Federal law bans certain classes of people from possessing guns, and provides stiff penalties (up to ten years in prison if there are no enhancers) if they do. One of those classes consists of people who are aliens illegally in the country. Rehaif was illegally in the country and possessed firearms. The trial court instructed the jury that it could convict him only if he “knowingly” possessed a gun, but refused to instruct it that he also had to know he was illegally in the country. He was convicted, and the Court now holds this was error: the mens rea in the illegal gun possession statute applies both the the possession and to the status that makes the possession illegal.
Rehaif was admitted on a nonimmigrant student visa, meaning he could stay in the country only so long as he was in school. He quickly flunked out of college, but did not depart. While remaining in the country, he went to shooting ranges and fired guns (as the dissent points out, in a not-entirely-innocent-seeming way).
The Court concludes that Rehaif was right in insisting the jury couldn’t convict him if it didn’t find beyond a reasonable doubt that he knew he was not supposed to be in the country. The Court analyzes the language in the two relevant statutes: 18 U.S.C. § 922(g), which lays out who may not possess firearms, and 18 U.S.C. § 924(a)(2), which creates the actual crime of doing so, by saying that anyone who “knowingly violates” § 922(g) is subject to imprisonment.

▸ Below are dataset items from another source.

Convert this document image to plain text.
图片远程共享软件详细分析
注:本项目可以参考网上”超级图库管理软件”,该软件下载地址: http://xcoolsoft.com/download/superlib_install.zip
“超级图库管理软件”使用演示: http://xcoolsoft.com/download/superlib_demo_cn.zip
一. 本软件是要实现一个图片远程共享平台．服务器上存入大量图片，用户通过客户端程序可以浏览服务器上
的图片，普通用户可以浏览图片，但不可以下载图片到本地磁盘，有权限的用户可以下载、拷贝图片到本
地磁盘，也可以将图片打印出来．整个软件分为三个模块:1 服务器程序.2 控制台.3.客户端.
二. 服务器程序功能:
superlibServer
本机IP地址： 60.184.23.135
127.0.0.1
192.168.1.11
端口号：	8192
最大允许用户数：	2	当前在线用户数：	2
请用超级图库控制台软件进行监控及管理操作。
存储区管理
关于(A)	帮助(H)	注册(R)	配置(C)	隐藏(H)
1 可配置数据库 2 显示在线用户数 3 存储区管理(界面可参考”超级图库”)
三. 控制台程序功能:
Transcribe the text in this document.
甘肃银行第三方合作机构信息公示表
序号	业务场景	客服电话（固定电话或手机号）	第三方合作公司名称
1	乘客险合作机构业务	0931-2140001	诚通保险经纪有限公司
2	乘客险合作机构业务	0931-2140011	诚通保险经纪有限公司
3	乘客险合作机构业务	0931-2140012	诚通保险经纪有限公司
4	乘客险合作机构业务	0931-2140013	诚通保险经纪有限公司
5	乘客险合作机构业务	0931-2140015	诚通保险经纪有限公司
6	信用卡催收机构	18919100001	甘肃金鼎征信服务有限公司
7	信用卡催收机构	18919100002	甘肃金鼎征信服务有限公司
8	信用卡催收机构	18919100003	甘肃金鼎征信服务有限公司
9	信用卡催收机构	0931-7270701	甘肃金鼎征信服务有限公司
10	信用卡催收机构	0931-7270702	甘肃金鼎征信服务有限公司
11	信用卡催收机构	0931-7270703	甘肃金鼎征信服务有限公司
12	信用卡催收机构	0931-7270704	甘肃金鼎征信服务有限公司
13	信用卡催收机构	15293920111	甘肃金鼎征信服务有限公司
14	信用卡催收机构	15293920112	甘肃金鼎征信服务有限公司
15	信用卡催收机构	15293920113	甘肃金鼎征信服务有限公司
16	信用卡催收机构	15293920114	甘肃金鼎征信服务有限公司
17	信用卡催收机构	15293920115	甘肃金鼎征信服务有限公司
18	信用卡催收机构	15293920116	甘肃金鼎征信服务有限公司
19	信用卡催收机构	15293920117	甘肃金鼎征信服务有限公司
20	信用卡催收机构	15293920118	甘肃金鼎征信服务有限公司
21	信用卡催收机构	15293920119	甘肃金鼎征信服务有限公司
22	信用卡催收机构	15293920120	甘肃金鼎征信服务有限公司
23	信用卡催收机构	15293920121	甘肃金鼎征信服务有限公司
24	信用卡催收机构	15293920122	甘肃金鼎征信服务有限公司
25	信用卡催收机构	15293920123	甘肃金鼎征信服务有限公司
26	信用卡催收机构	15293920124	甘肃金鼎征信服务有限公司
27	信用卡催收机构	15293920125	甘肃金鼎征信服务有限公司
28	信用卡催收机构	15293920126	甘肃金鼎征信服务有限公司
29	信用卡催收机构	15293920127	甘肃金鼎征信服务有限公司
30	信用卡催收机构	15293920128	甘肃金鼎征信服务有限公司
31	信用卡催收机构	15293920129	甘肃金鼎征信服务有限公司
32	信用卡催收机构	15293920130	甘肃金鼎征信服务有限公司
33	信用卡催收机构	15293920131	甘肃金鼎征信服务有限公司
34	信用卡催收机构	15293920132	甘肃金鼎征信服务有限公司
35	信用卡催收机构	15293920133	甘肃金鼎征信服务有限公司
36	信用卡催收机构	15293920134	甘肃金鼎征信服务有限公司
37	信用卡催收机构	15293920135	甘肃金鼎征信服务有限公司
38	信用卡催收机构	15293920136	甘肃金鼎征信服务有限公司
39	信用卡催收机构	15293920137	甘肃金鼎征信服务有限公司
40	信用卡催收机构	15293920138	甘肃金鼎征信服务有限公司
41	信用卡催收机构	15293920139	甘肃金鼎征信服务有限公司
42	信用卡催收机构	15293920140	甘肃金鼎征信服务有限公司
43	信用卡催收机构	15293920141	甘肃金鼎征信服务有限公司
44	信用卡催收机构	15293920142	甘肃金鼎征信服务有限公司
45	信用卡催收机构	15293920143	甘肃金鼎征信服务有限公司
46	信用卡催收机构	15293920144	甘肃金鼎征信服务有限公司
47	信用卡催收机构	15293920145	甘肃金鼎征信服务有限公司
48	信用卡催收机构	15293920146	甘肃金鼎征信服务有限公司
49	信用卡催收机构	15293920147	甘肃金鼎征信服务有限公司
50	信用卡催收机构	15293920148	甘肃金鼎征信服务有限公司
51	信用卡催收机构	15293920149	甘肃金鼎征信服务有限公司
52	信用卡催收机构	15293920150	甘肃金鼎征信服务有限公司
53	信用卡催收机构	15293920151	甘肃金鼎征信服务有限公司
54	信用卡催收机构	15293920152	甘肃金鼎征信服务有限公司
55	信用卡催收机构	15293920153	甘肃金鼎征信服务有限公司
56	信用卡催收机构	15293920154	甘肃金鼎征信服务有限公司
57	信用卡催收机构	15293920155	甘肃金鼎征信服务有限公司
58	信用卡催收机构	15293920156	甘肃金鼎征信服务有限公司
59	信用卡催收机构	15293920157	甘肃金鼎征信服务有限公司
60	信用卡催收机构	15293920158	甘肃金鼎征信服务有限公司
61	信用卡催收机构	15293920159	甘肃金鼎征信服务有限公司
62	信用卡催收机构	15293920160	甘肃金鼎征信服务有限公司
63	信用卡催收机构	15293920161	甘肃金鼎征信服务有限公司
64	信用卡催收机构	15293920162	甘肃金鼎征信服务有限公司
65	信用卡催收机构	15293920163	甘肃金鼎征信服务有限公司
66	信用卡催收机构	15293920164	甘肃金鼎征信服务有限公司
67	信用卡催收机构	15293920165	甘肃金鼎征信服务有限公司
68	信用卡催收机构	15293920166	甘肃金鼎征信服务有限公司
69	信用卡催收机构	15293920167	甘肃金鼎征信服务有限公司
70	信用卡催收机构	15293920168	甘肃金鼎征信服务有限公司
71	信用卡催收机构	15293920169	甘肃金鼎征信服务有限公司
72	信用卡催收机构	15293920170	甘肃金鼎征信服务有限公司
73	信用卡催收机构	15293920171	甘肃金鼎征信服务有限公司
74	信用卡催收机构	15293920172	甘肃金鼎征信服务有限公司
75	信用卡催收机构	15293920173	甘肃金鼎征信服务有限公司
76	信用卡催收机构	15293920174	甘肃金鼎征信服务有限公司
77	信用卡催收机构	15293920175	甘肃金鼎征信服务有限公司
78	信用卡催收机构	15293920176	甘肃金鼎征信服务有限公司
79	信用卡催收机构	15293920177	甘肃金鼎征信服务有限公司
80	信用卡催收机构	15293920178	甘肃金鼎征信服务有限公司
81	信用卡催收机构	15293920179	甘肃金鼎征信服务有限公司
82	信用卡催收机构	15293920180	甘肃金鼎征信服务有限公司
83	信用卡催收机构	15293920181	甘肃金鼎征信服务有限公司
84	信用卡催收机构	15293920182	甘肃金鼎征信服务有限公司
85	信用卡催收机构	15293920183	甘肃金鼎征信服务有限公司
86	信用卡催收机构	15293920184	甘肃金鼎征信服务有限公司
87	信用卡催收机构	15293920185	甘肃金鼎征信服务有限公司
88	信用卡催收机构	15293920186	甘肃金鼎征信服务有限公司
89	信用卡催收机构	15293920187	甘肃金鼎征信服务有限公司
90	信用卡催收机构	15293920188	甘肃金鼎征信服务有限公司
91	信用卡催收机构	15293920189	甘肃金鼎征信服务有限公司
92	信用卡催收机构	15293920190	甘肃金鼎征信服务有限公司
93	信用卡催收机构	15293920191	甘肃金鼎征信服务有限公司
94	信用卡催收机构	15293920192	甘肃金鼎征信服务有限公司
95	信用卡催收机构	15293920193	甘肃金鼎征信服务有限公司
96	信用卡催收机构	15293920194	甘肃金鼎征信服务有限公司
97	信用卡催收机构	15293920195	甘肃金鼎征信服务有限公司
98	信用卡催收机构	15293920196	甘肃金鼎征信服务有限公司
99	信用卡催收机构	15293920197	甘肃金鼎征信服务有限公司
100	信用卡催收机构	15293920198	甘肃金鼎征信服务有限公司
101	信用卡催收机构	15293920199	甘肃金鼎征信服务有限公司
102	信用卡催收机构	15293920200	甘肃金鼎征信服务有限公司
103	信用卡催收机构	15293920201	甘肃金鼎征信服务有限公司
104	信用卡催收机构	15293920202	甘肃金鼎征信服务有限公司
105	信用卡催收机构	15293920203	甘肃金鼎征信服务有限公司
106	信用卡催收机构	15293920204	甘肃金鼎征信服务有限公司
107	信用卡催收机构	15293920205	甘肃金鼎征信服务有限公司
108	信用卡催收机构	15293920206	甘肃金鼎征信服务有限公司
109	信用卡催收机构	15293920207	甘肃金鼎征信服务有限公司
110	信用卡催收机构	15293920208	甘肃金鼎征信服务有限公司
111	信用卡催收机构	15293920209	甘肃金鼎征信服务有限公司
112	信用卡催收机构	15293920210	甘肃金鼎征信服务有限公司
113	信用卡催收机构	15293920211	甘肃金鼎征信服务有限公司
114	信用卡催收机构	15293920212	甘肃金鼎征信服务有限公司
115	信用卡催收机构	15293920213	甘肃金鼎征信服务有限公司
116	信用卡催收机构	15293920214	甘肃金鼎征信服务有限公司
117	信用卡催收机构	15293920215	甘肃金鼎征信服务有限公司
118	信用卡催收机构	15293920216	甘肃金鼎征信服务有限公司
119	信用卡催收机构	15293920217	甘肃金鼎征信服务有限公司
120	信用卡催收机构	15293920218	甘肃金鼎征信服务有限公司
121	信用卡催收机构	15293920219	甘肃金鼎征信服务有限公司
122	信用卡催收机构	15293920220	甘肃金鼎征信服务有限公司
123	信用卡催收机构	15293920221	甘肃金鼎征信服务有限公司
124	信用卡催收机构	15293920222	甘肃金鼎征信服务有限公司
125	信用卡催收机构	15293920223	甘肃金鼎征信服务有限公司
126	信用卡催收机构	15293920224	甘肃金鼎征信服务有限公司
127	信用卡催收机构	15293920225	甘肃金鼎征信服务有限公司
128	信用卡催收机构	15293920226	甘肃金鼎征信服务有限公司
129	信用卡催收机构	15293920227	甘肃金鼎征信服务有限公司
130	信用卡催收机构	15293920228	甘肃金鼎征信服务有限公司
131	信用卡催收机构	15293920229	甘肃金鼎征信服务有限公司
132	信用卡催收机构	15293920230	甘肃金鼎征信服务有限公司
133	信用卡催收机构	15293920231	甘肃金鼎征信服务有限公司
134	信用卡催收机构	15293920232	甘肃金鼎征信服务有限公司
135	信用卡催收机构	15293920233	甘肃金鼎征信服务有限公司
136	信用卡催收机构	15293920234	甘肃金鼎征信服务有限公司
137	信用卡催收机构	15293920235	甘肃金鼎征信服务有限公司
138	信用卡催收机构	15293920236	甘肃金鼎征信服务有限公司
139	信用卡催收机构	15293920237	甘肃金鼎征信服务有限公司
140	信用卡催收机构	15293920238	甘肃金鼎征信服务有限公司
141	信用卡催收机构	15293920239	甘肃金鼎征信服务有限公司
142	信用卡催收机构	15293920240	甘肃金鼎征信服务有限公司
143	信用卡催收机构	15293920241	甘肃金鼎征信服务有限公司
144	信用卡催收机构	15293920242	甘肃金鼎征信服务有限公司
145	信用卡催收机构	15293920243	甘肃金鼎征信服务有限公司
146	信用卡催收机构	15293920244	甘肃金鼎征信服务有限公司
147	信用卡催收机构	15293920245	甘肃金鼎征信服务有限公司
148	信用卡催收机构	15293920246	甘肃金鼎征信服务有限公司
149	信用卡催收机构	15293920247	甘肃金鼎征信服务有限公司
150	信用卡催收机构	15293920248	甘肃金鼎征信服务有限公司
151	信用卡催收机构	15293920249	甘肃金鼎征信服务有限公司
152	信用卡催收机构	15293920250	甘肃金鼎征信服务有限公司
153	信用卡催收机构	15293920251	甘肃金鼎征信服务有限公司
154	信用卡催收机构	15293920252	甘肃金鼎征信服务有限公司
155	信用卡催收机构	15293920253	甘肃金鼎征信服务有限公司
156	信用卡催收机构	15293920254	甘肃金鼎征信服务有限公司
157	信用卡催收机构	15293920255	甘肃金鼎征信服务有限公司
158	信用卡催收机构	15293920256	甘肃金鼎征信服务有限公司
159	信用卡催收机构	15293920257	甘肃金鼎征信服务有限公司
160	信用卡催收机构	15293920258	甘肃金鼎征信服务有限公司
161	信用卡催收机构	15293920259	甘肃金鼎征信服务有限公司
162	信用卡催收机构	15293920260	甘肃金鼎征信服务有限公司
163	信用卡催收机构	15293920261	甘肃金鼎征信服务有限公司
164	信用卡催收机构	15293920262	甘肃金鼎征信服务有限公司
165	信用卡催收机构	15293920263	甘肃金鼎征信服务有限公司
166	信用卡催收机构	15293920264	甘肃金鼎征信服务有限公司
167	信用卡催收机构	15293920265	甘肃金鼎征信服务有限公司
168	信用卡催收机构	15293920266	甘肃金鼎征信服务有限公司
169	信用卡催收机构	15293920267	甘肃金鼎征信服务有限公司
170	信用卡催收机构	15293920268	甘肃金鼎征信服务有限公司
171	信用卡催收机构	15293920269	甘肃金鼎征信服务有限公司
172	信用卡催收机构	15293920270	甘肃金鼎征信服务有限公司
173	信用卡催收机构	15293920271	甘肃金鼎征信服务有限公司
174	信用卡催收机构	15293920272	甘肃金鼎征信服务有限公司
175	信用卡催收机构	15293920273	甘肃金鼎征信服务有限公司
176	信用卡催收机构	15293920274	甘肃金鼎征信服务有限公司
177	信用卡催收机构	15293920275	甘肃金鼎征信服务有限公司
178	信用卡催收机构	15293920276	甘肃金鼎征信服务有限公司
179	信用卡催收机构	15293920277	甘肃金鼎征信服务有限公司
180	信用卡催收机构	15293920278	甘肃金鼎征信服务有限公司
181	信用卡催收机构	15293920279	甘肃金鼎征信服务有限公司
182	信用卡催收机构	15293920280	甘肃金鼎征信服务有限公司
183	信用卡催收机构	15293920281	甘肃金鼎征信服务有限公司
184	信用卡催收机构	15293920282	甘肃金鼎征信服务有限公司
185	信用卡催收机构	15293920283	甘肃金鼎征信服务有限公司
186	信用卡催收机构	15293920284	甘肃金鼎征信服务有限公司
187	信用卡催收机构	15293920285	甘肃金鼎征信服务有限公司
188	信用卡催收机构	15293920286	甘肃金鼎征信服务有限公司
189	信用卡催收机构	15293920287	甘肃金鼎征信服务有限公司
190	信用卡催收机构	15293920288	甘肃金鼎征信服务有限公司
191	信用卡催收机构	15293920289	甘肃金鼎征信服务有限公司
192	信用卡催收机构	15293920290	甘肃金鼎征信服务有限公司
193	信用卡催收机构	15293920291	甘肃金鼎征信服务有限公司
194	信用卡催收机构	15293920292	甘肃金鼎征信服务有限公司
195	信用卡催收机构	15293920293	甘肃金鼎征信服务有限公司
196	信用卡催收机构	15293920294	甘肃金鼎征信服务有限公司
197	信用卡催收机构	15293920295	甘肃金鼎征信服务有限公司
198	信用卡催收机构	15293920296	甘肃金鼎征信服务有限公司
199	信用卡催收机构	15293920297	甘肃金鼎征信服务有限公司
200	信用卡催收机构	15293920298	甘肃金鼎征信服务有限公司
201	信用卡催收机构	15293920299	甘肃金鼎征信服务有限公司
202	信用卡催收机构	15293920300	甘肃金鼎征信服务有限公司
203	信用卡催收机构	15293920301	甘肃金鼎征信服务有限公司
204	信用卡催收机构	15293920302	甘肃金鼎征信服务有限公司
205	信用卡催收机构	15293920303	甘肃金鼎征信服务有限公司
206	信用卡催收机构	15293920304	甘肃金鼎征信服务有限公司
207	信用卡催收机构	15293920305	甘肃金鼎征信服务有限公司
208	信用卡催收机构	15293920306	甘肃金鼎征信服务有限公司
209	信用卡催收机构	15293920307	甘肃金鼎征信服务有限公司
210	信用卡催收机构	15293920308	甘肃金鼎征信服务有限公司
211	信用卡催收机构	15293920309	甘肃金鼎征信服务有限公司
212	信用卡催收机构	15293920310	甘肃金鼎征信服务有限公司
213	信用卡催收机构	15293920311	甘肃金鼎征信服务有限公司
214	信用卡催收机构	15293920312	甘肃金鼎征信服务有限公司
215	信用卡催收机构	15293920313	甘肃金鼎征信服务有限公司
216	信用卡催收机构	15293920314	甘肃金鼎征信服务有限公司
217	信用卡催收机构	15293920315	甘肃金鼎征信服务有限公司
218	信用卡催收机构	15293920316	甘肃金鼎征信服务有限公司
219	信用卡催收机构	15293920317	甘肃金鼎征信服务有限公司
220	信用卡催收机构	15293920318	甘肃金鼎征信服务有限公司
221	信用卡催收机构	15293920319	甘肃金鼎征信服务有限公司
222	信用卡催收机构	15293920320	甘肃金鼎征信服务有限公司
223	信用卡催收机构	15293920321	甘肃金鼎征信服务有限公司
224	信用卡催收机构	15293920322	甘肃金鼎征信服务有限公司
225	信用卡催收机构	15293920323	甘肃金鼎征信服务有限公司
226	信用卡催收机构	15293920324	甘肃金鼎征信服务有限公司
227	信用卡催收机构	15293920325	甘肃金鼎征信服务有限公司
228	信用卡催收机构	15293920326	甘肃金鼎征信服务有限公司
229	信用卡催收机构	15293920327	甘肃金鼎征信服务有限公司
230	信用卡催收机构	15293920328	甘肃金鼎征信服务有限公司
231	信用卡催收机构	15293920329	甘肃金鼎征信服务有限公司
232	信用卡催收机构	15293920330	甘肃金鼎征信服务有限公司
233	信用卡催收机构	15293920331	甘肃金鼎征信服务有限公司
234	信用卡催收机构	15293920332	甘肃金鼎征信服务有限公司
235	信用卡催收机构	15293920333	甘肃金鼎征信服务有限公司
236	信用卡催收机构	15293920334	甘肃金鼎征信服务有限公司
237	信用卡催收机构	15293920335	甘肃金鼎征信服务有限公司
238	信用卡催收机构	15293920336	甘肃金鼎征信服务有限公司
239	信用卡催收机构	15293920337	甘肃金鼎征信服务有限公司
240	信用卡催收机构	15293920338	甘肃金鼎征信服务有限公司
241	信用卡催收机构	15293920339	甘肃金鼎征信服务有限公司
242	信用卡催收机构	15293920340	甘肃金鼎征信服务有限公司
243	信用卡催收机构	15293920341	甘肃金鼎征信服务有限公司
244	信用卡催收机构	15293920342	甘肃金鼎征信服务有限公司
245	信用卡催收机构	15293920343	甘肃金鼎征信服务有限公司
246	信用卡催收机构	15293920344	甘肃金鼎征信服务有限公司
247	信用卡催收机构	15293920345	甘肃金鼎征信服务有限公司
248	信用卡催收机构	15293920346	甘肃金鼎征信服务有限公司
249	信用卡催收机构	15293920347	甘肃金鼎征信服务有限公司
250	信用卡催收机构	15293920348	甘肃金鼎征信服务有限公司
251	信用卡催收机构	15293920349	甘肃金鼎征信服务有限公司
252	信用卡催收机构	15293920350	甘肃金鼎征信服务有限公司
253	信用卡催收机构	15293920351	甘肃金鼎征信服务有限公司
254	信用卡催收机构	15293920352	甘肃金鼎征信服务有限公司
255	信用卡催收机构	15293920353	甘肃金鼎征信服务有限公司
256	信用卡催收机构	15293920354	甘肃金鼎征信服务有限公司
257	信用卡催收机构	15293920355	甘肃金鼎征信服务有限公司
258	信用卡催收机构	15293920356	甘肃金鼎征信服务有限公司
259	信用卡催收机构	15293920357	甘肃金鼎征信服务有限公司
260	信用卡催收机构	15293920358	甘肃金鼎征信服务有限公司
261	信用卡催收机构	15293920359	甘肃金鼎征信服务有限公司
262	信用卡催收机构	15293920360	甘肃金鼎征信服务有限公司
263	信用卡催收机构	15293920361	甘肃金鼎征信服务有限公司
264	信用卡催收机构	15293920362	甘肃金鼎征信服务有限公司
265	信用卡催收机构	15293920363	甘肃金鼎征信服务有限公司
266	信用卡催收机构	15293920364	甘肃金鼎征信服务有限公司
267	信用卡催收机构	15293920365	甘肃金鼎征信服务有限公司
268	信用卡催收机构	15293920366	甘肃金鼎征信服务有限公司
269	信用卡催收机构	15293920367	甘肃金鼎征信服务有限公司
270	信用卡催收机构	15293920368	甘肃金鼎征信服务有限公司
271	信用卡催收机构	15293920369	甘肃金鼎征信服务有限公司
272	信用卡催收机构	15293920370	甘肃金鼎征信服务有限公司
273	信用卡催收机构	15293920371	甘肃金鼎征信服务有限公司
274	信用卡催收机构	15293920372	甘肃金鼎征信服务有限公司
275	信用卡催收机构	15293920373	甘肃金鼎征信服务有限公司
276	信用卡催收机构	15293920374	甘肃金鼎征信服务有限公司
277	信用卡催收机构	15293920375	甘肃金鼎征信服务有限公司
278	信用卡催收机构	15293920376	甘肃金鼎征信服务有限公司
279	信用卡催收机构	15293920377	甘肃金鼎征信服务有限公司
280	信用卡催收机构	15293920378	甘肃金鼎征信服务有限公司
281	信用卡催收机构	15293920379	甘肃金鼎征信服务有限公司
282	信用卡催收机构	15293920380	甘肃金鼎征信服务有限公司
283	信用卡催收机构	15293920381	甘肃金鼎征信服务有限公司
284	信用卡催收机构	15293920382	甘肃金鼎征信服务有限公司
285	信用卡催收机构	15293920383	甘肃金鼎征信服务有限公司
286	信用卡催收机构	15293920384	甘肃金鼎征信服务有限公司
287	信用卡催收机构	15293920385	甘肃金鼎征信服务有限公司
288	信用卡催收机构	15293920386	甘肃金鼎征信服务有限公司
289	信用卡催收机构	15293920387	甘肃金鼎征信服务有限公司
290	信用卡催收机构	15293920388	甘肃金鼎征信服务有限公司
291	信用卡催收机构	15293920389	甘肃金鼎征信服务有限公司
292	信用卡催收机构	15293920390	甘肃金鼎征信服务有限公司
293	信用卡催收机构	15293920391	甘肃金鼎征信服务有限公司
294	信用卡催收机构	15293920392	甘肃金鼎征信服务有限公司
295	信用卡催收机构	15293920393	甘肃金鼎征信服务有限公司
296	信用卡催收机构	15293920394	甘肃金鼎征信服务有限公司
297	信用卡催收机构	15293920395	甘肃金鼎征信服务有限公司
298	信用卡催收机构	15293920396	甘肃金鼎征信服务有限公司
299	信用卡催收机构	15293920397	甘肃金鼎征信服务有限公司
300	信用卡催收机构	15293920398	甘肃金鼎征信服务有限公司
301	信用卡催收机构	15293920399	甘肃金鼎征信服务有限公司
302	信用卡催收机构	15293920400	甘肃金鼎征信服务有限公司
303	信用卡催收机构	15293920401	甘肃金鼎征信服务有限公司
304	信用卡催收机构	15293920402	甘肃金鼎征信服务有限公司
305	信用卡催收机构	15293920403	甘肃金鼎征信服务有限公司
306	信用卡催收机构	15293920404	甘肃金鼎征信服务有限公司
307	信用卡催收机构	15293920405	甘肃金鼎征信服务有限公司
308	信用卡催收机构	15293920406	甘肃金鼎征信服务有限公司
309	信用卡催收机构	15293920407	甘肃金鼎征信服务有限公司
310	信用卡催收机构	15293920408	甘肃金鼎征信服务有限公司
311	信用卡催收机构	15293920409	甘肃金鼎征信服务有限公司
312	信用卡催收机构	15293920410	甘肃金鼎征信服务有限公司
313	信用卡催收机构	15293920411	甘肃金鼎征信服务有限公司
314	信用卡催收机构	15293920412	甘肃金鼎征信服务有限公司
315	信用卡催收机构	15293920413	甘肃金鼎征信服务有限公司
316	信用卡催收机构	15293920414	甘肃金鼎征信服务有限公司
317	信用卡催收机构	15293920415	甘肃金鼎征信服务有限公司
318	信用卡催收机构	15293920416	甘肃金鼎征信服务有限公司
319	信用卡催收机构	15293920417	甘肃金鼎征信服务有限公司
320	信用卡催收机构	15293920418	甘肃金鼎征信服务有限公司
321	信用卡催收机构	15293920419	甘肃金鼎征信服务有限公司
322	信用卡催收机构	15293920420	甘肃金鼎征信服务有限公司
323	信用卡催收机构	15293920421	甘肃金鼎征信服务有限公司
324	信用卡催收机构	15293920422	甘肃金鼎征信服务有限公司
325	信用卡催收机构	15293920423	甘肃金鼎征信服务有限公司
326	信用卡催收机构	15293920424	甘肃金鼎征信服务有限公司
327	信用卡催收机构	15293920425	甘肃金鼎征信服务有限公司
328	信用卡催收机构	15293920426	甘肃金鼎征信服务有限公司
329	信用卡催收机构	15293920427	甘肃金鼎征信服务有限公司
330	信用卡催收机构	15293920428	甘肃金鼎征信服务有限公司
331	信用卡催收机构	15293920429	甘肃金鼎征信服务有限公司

The former statute contains four elements: “(1) a status element (in this case, “being an alien . . . illegally or unlawfully in the United States”); (2) a possession element (to “possess”); (3) a jurisdictional element (“in or affecting commerce”); and (4) a firearm element (a “firearm or ammunition”).” (Slip op. at 4). The Court holds that the verb phrase “knowingly violates” in the latter statute modifies the first, “status” element, as well as the “possession” and “firearm” elements in the former statute. Id.
(Though not the jurisdictional element. There’s an interesting and somewhat esoteric debate between the majority opinion and the dissent about just why this is; it turns on what is meant by the maxim that “ignorance of the law is no excuse.”)
This holding is important for federal practitioners; including those who do habeas cases. As the dissent notes (in anguish), there are and have been many, many federal prosecutions under § 922(g); chiefly for being a felon in possession. The prior and widespread understanding was that it was a strict-liability crime with respect to the status element; there will surely be litigation by some of those who were convicted under this understanding (though, of course, many will have no plausible claim that they didn’t know they were felons).
Its impact on state matters is less clear. Wisconsin’s equivalent statute, Wis. Stat. § 941.29, contains no reference whatsoever to a mens rea. However, our courts have said that one is supplied by the notion of “possession,” “knowingly ha[ving] actual physical control over the firearm.” State v. Black, 2001 WI 31, ¶19, 242 Wis. 2d 126, 624 N.W.2d 363. So, there’s no evident statutory construction argument for the same result, and the court of appeals has held knowledge of status is not required. State v. Phillips, 172 Wis. 2d 391, 395, 493 N.W.2d 238 (Ct. App. 1992).